Server Time: Fri, 26 Nov 2021 08:54:00 +0530
Execute scheduled task: Background processing for caches (core\task\cache_cron_task)
... started 08:54:00. Current memory use 18.9MB.
Cleaning up stale session data from cache stores.
... used 0 dbqueries
... used 0.009213924407959 seconds
Scheduled task complete: Background processing for caches (core\task\cache_cron_task)
Execute scheduled task: Automated backups (core\task\automated_backup_task)
... started 08:54:00. Current memory use 19.8MB.
Checking automated backup status...INACTIVE
... used 0 dbqueries
... used 0.20417094230652 seconds
Scheduled task complete: Automated backups (core\task\automated_backup_task)
[many more lines]
Execute scheduled task: Background processing for scheduled allocation (workshopallocation_scheduled\task\cron_task)
... started 08:54:01. Current memory use 41.7MB.
... no workshops awaiting scheduled allocation. ... used 1 dbqueries
... used 0.0008080005645752 seconds
Scheduled task complete: Background processing for scheduled allocation (workshopallocation_scheduled\task\cron_task)
Ran 0 adhoc tasks found at Fri, 26 Nov 2021 08:54:00 +0530
Cron script completed correctly
Cron completed at 08:54:01. Memory used 41.7MB.
Execution took 0.987506 seconds
--> Now here there is a huge binary blob!!!
--> followed by
Convert 1 submission attempt(s) for assignment 808
Convert 1 submission attempt(s) for assignment 808
Convert 1 submission attempt(s) for assignment 808
Convert 1 submission attempt(s) for assignment 808
[repeated close to 100 times]
... used 83686 dbqueries
... used 4059.3367171288 seconds
Scheduled task complete: Prepare submissions for annotation (assignfeedback_editpdf\task\convert_submissions)
Stopping processing of scheduled tasks as time limit has been reached.

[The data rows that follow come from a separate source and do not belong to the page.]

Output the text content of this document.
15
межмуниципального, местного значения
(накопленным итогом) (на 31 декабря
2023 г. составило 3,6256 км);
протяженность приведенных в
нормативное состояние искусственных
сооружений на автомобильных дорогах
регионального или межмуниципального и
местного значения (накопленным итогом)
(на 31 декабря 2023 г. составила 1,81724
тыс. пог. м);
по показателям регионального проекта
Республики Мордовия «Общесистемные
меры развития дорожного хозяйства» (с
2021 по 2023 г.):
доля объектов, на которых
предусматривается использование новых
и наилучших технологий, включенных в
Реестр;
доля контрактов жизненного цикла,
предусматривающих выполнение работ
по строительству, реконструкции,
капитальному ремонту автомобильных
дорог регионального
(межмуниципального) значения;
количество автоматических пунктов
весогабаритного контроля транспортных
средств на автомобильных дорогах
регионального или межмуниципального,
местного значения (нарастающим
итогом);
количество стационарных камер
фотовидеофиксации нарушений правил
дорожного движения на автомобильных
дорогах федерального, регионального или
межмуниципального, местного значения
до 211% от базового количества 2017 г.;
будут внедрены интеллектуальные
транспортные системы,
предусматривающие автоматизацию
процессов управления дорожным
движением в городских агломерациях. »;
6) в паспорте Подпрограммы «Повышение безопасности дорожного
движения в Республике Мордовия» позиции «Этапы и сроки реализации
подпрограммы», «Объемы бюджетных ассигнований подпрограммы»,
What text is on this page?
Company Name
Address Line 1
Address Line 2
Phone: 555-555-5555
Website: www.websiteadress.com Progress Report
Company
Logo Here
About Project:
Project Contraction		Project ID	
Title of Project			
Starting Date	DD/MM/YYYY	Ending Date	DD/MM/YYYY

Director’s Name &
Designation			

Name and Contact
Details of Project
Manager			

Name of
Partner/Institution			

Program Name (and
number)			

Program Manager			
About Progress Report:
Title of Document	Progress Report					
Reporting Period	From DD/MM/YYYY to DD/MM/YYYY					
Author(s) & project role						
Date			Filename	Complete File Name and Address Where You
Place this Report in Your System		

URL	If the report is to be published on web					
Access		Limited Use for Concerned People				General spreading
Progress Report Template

Ran 0 adhoc tasks found at Fri, 26 Nov 2021 08:30:00 +0530
Cron script completed correctly
Cron completed at 09:37:50. Memory used 1.2GB.
Execution took 4070.286554 seconds
===
Notice that this log file started at 08:54:00 and reports a task which was aborted at 09:37:50 after consuming 68 minutes (4070 seconds). Which means that the process must have started at 08:30:00!
What does that mean? Was there a race condition? The binary data in the log file are typical for a lost or confused file descriptors. Is it possible that the same thing happened in June/July and created that sea of lock files? Or, the deleted lock files broke the logic of the Lock API.
This is an important production server of an academic institution which has become "strategically important" during the pandemic! It is not a server I maintain, just a trouble shooter.